Les bonnes pratiques des groupes qui déménagent

Vie des entreprises | ZOOM | publié le : 01.09.2005 | Frédéric Rey

Sony Music, Generali, la Cnam… Flambée des prix oblige, nombre d'entreprises quittent Paris pour la périphérie. Un « déracinement » rarement bien vécu par le personnel. La recette pour réussir l'opération ? La transparence sur les objectifs et les modalités, une concertation poussée, y compris sur le choix du site, et des mesures d'accompagnement : prime au véhicule, au logement, télétravail…

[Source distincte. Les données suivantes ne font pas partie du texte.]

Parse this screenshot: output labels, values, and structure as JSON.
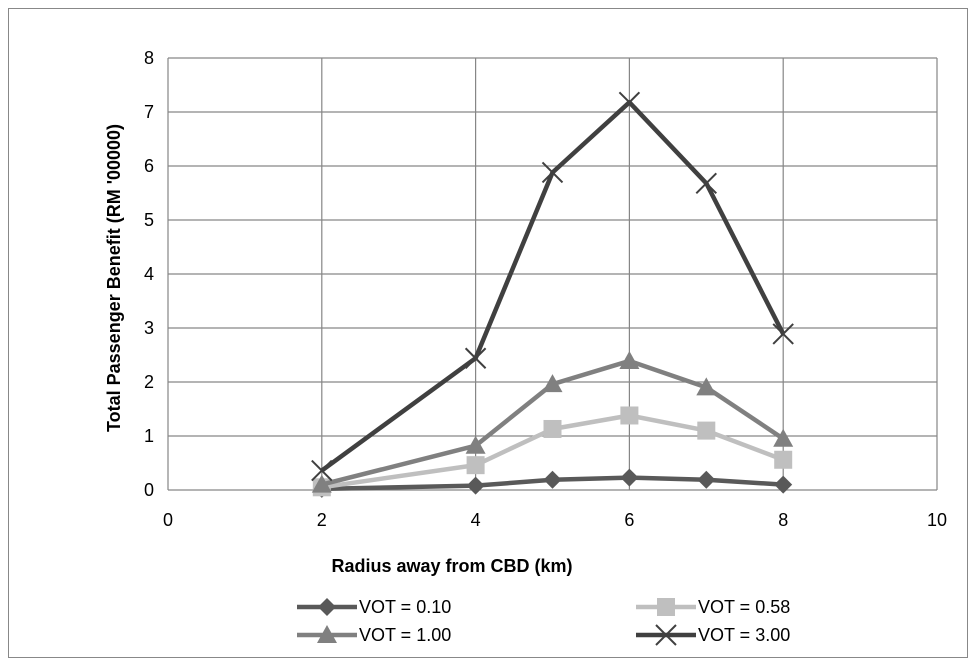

Paris n'est pas seulement devenu hors de prix pour les bourses des particuliers, mais aussi pour les finances des entreprises. Dans le « triangle d'or » parisien, situé dans l'ouest de la capitale, une location de locaux neufs représente en moyenne 536 euros par mètre carré. À l'opposé, à Montreuil, il ne leur en coûtera que 260 euros. Les entreprises ne se privent pas de cette concurrence. Beaucoup d'entre elles abandonnent leur siège parisien pour la banlieue nord-est : Sony Music a élu domicile à Clichy, Aviva à Bois-Colombes, Lee Cooper à Saint-Ouen, Afflelou à Aubervilliers, l'Agence nationale pour les chèques-vacances à Sarcelles… D'autres projets sont dans les cartons ; Easynet s'apprête ainsi à quitter Beaubourg pour rejoindre Nanterre. « Dans le tertiaire, l'immobilier constitue le deuxième poste de dépenses après la masse salariale, explique Christian Kostrubala, de Form'a, société spécialisée dans l'aménagement de l'espace. Les entreprises poursuivent en permanence un objectif de rationalisation des coûts de l'exploitation immobilière, ce qui augmente la probabilité de changer d'adresse. »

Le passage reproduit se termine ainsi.